En ce mois d’octobre, ce petit carnet de recherche prend corps. Je présenterai un « cycle » informel de quatre interventions autour de mon sujet de prédilection : la science comme bien commun.

Trois interventions s’inscrivent dans le même cadre : la semaine du libre accès. Il faut dire que le thème de l’édition 2014 me concerne directement : « génération open », ou comment doctorants et jeune chercheurs s’approprient les enjeux de l’open access.

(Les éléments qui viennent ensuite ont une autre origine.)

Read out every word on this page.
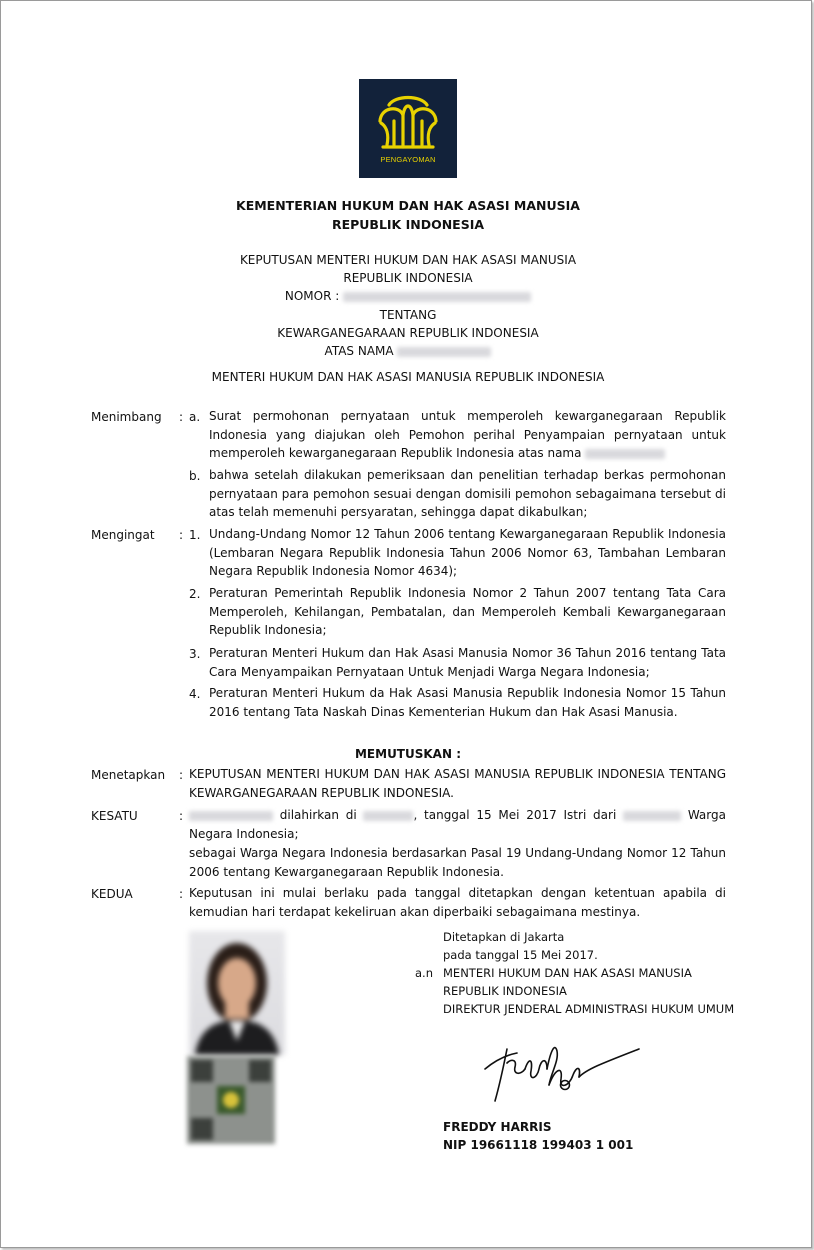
PENGAYOMAN
KEMENTERIAN HUKUM DAN HAK ASASI MANUSIA
REPUBLIK INDONESIA
KEPUTUSAN MENTERI HUKUM DAN HAK ASASI MANUSIA
REPUBLIK INDONESIA
NOMOR :
TENTANG
KEWARGANEGARAAN REPUBLIK INDONESIA
ATAS NAMA
MENTERI HUKUM DAN HAK ASASI MANUSIA REPUBLIK INDONESIA
Menimbang : a. Surat permohonan pernyataan untuk memperoleh kewarganegaraan Republik Indonesia yang diajukan oleh Pemohon perihal Penyampaian pernyataan untuk memperoleh kewarganegaraan Republik Indonesia atas nama
b. bahwa setelah dilakukan pemeriksaan dan penelitian terhadap berkas permohonan pernyataan para pemohon sesuai dengan domisili pemohon sebagaimana tersebut di atas telah memenuhi persyaratan, sehingga dapat dikabulkan;
Mengingat : 1. Undang-Undang Nomor 12 Tahun 2006 tentang Kewarganegaraan Republik Indonesia (Lembaran Negara Republik Indonesia Tahun 2006 Nomor 63, Tambahan Lembaran Negara Republik Indonesia Nomor 4634);
2. Peraturan Pemerintah Republik Indonesia Nomor 2 Tahun 2007 tentang Tata Cara Memperoleh, Kehilangan, Pembatalan, dan Memperoleh Kembali Kewarganegaraan Republik Indonesia;
3. Peraturan Menteri Hukum dan Hak Asasi Manusia Nomor 36 Tahun 2016 tentang Tata Cara Menyampaikan Pernyataan Untuk Menjadi Warga Negara Indonesia;
4. Peraturan Menteri Hukum da Hak Asasi Manusia Republik Indonesia Nomor 15 Tahun 2016 tentang Tata Naskah Dinas Kementerian Hukum dan Hak Asasi Manusia.
MEMUTUSKAN :
Menetapkan : KEPUTUSAN MENTERI HUKUM DAN HAK ASASI MANUSIA REPUBLIK INDONESIA TENTANG KEWARGANEGARAAN REPUBLIK INDONESIA.
KESATU	:	dilahirkan di	, tanggal 15 Mei 2017 Istri dari	Warga
Negara Indonesia;
sebagai Warga Negara Indonesia berdasarkan Pasal 19 Undang-Undang Nomor 12 Tahun 2006 tentang Kewarganegaraan Republik Indonesia.
KEDUA	: Keputusan ini mulai berlaku pada tanggal ditetapkan dengan ketentuan apabila di kemudian hari terdapat kekeliruan akan diperbaiki sebagaimana mestinya.
Ditetapkan di Jakarta
pada tanggal 15 Mei 2017.
a.n MENTERI HUKUM DAN HAK ASASI MANUSIA
REPUBLIK INDONESIA
DIREKTUR JENDERAL ADMINISTRASI HUKUM UMUM
FREDDY HARRIS
NIP 19661118 199403 1 001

La série s’ouvre sur une journée d’étude organisée à l’Université de Toulouse – Jean Jaurès le 13 octobre. Les termes du débat sont posés d’emblée : « A la part croissante prise par la marchandisation de la connaissance émerge, depuis quelques années, une tentative de réponse autour du concept de bien commun. » L’emprise du marché sur la recherche n’a jamais été si profonde. Mediapart vient de publier un témoignage accablant de cette dégradation du quotidien de la recherche : ivresse des évaluation et du « reporting » sans cohérence d’ensemble, transformation du chercheur en manager, imposition d’un esprit de contribution au détriment de la collaboration scientifique.

L’open access ne saurait représenter, en soi un élément d’émancipation. Les industries académiques se sont amplement adapté à cette nouvelle donne. Les rentes d’Elsevier n’ont jamais été si élevées. Dans une étude aux allures d’élégie, Goodbye to Berlin, Richard Poynder démontre que la conversion à l’Open Access a en réalité enrichi les oligopoles installé en favorisant des mécanismes de double perception : un auteur achète un droit à publier ; l’article est ensuite vendu à l’unité ; certains services supplémentaires (data mining) peuvent ensuite s’ajouter à l’addition.

Les revenus des industrie académique bénéficient grandement des contributions bénévoles des chercheurs (les carrés gris = ce qu'elles paieraient si les évaluateurs des articles étaient défrayés)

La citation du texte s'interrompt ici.